Sunday, October 7, 2012

Civility Everywhere

Yesterday, Steph and I attended a workshop put on by the League of Woman Voters of Washington at the South Hill Library. Entitled Civility in Our Democracy, the workshop focused on the need for civility, recognizing your triggers and your physical reactions to them, conflict styles and strategies, asking open questions, and neutral issue framing.

Steph wasn't all that keen on going because she's not interested in politics. But as you can see, the tools and skills covered by the workshop apply anywhere--work, school, home, etc. So it turned out to be very beneficial for us both.

1 comment:

Anonymous said...

I respectfully disagree with the League that we have a representative democracy any longer, or the implication that non-elites are the primary source of incivility.
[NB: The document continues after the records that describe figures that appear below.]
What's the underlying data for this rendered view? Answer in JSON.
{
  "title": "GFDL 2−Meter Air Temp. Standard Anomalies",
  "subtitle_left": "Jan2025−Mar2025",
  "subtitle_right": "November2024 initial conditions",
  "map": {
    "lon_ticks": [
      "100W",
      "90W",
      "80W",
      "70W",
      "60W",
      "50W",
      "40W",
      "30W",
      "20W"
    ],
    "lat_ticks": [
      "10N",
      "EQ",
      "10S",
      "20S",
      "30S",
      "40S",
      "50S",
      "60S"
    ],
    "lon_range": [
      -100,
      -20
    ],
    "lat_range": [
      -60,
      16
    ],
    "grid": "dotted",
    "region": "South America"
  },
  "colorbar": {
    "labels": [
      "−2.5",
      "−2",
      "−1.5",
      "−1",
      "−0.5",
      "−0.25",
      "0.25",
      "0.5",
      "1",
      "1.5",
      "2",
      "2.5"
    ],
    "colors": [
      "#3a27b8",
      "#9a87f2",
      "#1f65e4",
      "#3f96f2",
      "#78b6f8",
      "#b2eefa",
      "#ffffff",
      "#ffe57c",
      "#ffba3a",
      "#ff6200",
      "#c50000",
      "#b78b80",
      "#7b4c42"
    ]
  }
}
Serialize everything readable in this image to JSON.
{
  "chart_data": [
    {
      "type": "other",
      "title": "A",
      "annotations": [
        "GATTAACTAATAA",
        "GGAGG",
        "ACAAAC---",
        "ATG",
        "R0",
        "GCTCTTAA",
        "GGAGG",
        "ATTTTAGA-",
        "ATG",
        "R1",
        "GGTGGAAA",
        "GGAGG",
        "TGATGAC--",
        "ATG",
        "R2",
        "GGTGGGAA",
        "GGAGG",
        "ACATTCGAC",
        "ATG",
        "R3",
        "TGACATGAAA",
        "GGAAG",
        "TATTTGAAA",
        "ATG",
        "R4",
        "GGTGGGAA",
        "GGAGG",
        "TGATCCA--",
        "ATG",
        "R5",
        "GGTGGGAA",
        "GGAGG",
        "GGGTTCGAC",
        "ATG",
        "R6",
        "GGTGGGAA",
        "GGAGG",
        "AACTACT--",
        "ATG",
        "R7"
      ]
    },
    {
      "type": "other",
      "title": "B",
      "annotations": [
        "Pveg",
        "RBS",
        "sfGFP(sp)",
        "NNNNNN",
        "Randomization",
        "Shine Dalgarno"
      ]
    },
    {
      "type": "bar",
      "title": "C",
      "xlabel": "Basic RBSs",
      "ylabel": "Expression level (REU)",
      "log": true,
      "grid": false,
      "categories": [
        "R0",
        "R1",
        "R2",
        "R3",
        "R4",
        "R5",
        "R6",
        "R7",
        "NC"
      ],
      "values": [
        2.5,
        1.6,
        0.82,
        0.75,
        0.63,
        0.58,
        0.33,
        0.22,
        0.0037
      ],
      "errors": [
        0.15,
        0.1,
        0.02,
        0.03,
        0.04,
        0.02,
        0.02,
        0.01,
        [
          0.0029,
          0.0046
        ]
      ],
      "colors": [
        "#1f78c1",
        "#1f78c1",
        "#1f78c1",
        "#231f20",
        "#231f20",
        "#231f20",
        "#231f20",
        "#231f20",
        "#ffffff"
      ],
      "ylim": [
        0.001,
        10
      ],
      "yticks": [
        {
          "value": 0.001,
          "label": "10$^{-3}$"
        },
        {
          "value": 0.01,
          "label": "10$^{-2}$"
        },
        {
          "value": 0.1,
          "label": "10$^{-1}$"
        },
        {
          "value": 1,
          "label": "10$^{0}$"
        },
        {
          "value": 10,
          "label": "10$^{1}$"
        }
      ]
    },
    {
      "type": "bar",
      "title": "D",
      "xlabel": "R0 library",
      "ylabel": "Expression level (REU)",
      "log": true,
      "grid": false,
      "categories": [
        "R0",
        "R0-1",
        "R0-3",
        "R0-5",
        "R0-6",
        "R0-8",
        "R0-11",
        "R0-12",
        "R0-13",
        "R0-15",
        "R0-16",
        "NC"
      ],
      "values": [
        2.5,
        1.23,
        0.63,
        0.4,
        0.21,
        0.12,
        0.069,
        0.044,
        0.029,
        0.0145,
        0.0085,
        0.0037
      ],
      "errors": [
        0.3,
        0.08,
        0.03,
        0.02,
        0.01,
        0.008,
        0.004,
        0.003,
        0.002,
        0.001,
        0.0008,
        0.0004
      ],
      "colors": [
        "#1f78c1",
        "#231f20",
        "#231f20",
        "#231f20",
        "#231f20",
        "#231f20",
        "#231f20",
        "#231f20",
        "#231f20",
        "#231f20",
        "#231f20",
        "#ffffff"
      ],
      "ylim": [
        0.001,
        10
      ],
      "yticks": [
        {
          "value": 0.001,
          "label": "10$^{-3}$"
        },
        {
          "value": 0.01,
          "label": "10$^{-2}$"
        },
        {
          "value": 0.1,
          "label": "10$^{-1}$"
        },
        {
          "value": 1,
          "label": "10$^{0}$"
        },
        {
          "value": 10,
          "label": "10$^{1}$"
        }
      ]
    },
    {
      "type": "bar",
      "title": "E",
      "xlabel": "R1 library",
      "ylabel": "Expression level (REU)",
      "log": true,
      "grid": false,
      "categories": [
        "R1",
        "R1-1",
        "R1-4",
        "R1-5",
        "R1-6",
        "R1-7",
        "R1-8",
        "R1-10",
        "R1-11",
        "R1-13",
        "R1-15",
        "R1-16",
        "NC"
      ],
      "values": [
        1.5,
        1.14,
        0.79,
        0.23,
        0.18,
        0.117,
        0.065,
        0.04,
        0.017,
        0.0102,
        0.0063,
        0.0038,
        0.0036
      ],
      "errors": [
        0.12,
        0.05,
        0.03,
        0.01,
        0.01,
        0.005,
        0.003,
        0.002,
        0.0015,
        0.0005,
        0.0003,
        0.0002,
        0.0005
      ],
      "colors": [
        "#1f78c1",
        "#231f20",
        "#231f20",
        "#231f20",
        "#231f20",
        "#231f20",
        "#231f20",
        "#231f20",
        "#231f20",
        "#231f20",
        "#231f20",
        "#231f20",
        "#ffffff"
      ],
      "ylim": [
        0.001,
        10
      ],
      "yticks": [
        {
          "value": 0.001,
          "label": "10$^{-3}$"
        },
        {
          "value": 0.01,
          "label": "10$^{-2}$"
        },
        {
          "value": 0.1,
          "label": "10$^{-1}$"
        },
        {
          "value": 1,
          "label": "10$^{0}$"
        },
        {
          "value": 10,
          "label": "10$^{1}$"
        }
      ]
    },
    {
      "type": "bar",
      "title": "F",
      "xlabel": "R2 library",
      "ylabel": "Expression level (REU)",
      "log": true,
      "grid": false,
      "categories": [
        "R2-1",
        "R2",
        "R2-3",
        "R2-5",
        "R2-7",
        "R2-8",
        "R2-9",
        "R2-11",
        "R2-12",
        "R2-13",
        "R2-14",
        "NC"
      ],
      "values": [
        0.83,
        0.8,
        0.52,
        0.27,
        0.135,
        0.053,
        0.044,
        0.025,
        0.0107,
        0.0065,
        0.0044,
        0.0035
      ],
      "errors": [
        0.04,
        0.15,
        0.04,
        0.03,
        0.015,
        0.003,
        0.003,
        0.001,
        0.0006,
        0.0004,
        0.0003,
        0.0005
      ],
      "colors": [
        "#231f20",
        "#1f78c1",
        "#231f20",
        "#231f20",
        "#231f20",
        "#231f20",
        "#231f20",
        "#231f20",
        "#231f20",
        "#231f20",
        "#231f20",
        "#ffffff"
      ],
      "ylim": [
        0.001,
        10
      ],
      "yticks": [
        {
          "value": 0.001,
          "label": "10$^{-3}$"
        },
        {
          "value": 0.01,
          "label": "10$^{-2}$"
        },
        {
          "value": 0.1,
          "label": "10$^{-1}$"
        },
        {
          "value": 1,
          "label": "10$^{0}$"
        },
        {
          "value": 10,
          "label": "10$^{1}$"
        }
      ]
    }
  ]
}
Though, I'm not sure how anyone can claim to be "civil" and knowingly vote for advocates of torture, drone war crimes against noncombatants and first responders, Presidential assassination of US citizens, unilateral Presidential wars, Gitmo, illegal surveillance, corrupt and illegal "fusion centers," indefinite detention, trade deals violently bigoted against workers, Wall Street immunity and deregulation, Citizens United-style corruption, global warming inaction, etc etc.

These are profoundly uncivil actions that have destroyed US civil society. We need to distinguish between civility and docility, between being an engaged American citizen or just another Good German casting a meaningless vote in a plebiscite.

No one can vote for a Republican or Democrat, knowing their policies, and call him or herself a civil person.